Eh bien, nous le répétons, en mêlant comme des cartes de toutes couleurs les raisons de toute nature, évidemment un grand mouvement s'était opéré dans l'opinion; on commençait à reprocher le trop d'indulgence pour les passions de l'homme et le _pas assez_ de pitié pour les souffrances et même pour les faiblesses de la femme.

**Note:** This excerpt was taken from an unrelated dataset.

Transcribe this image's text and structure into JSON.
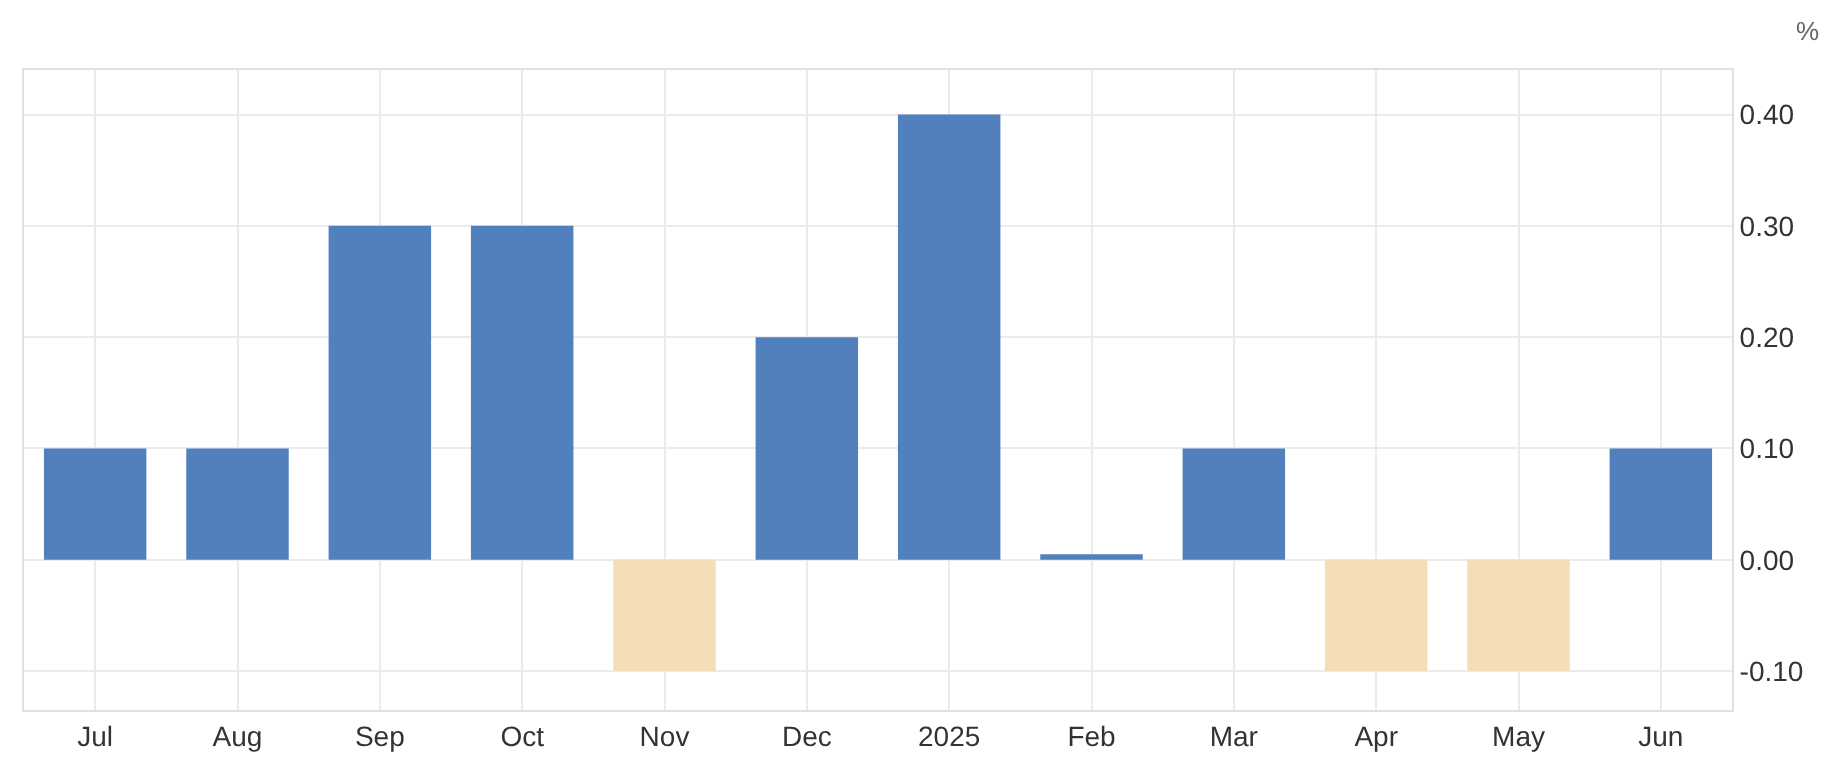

C'est alors qu'après les incarnations littéraires, symptômes sympathiques et précurseurs, appartenant au monde fictif, se sont produites des incarnations vivantes, appartenant au monde réel, incarnations dont les dernières ont été, en quelques mois et coup sur coup, mademoiselle Marie Bière, mademoiselle Virginie Dumaire, madame de Tilly. Il n'est pas besoin d'être prophète pour en prédire d'autres, dans de très brefs délais, et encore plus effrayantes, encore plus significatives que celles dont nous nous occupons en ce moment.
* * * * *
Soyons donc sérieux en face des faits réels.
Ici, nous ne sommes plus au théâtre, nous sommes en pleine vie; il ne s'agit plus d'esthétique et de thèses, il s'agit de crimes et de sang; ce ne sont plus des comédiens débitant leurs rôles que nous allons applaudir ou siffler, ce sont des victimes et des bourreaux que nous allons condamner ou absoudre; il s'agit de la liberté, de l'honneur et de la vie; le bagne et l'échafaud sont là.